TÜBİTAK Bilim Ödülü sahibi olan Erdal İnönü, matematiksel fiziğe yaptığı katkılardan ötürü 2004 yılında, Grup Teorisi ve Temel Fizik Vakfı tarafından, fizik alanında Nobel’den sonraki en büyük ödül olan Wigner Madalyası’na layık görülmüştü. 2007 yılında vefat eden Erdal İnönü, zarif davranışları ve nükteleriyle Türk siyasetine hoşgörü, tebessüm ve seviye getirmiş saygın bir bilim ve halk insanıydı.
Özden İnönü Toker (1930)
İsmet Paşa’nın, “Nihayet bir kızım oldu Paşam” diyerek Atatürk’e doğum haberini verdiği Özden Hanım, 7 Şubat 1930’da Pembe Köşk’te dünyaya geldi. Çankaya İlkokulu ve Ankara Kız Lisesi’nden sonra Ankara Üniversitesi, Dil ve Tarih-Coğrafya Fakültesi, İngiliz Dili ve Edebiyatı Bölümü’nü bitirdi. Edinburgh Üniversitesi’nde yüksek lisans yaptı.
Çocukluğunda, Atatürk’ün Pembe Köşk’e gelişi ve kendisine gösterdiği ilgi ve sevgiyi anımsayan Özden Hanım, annesi Mevhibe İnönü ile mevlitlere, ramazan aylarında camilere; babasıyla ise, milli bayram kutlamaları, konserler, tiyatro ve bale gösterilerine gittiğini hatırlıyor. İnönü’nün Cumhurbaşkanı olduğu dönemi (1938-1950) Çankaya Köşkü’nde geçiren Özden İnönü, 9 Şubat 1955’te, Akis dergisi sahibi gazeteci Metin Toker ile evlendi. TBMM 22., 24., 25. ve 26. dönem. CHP’den Ankara Milletvekili olan Gülsün Bilgehan ile Nurperi ve Güçlü isminde üç çocuk annesi olan Özden İnönü Toker, İnönü Vakfı’nın kurucuları arasındadır.
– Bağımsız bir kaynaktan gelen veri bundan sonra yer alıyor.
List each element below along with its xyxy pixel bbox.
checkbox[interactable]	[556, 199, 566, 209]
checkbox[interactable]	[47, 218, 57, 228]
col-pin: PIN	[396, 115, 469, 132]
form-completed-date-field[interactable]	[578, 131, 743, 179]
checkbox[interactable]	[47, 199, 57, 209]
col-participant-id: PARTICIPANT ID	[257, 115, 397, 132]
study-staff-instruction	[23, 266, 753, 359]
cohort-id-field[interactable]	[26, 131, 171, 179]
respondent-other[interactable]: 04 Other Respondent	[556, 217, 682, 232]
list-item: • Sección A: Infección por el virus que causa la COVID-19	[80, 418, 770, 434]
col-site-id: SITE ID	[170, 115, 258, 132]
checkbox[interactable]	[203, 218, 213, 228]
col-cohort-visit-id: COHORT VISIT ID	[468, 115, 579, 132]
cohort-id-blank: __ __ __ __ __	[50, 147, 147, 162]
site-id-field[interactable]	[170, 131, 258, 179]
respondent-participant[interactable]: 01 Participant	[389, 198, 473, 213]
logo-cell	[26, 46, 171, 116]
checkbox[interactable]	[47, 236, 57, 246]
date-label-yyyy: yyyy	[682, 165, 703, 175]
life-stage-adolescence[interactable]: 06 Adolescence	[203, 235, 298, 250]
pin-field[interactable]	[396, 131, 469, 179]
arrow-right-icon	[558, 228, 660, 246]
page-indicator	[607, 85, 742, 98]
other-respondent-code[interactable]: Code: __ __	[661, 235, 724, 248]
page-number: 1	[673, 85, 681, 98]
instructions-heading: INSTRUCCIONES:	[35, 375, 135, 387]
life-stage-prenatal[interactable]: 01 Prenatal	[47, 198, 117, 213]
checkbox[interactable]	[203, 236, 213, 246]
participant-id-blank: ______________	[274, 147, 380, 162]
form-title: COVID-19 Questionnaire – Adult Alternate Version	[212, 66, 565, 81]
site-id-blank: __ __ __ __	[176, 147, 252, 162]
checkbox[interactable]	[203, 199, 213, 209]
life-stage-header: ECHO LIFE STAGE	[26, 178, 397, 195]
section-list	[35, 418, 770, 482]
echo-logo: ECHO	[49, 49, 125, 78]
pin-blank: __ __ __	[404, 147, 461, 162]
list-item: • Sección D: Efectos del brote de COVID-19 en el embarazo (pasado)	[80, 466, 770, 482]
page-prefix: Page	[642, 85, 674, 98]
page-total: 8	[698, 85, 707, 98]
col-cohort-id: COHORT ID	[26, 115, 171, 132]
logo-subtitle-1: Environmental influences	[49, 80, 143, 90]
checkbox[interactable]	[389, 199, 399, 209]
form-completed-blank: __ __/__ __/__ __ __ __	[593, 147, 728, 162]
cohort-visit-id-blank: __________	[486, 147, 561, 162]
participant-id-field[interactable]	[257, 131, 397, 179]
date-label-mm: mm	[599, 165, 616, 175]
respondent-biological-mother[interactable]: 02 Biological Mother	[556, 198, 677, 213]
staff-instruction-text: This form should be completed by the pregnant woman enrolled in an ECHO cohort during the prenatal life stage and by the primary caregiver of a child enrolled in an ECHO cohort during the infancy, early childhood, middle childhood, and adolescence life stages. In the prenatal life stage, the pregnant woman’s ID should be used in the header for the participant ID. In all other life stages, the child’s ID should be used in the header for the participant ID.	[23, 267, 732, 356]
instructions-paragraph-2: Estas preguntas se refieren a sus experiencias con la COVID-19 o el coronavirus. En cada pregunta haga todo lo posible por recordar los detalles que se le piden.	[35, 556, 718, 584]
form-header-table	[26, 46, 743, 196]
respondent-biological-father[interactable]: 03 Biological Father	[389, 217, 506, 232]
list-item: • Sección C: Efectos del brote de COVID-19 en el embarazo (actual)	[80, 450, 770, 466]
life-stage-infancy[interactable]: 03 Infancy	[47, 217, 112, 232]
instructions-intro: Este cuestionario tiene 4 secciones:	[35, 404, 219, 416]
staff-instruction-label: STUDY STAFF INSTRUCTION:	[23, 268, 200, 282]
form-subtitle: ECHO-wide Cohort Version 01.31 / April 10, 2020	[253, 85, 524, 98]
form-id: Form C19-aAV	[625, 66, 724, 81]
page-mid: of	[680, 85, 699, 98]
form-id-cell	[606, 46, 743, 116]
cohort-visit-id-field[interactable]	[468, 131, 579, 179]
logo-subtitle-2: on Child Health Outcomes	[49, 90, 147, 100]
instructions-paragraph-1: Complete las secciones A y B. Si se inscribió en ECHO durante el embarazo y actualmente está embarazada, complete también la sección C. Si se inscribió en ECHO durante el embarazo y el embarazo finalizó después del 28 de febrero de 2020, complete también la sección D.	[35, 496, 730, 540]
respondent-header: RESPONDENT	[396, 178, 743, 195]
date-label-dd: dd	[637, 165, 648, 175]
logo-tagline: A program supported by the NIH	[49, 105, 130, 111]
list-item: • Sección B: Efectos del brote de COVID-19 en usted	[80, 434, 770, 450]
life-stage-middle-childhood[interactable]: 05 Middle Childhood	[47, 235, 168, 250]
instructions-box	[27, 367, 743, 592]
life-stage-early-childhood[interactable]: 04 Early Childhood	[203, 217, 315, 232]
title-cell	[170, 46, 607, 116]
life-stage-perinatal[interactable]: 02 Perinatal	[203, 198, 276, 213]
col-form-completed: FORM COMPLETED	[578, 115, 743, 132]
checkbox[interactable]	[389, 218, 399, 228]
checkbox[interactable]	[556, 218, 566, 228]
Özden İnönü, kendisi gibi öğrenci olan gazeteci Metin Toker’le İstanbul’da tanışır. Toker; “Özden’in örülmüş gür ve siyah saçları, iri gözleri beni çekti,” diye anlatır. Birbirlerinden telefon numaralarını alırlar. Metin Toker muhabir olarak çalıştığı Cumhuriyet Gazetesi’nin numarasını verir, Özden İnönü ise Dolmabahçe Sarayı’nın. Genç ve varlıklı olmayan gazeteci ile Cumhurbaşkanı Milli Şef İsmet Paşa’nın kızı arasındaki peri masalı diye anılan aşk böyle başlar. Nişan Maçka’daki İnönü Köşkü’nde, düğün Pembe Köşk’te yapılır.
1988 yılından itibaren Pembe Köşk’ü, 23 Nisan ve 29 Ekim günlerini kapsayacak iki aylık dönemlerde tematik sergilerle ziyaretçilere açan Özden Hanım, annesinin vefatı (1992) üzerine vakfın başına geçti. 2002 yılında eşini kaybeden Özden Hanım’ın halen ikamet ettiği Pembe Köşk’ü, yılda ortalama 15-20 bin ziyaretçi geziyor. Özden İnönü Toker, Pembe Köşk ziyaretçilerine, Atatürk’ü, Pembe Köşk’ü, İnönü ailesini, Türkiye’nin kurtuluşunu, cumhuriyetin ilanını ve kazanımlarını bıkmadan yorulmadan anlatmaya devam ediyor.
[1] İsmet İnönü’nün 1891-1897 yılları arasında çocukluğunun geçtiği, ilköğrenimini tamamladığı bu konak; şimdi İnönü Konağı namıyla anılmaktadır. Sivas’ın merkezi bir semti olan Bahtiyar Bostan Mahallesinde bulunan konak, 1830’lu yıllarda Göğdünlüoğulları tarafından yaptırılmıştır.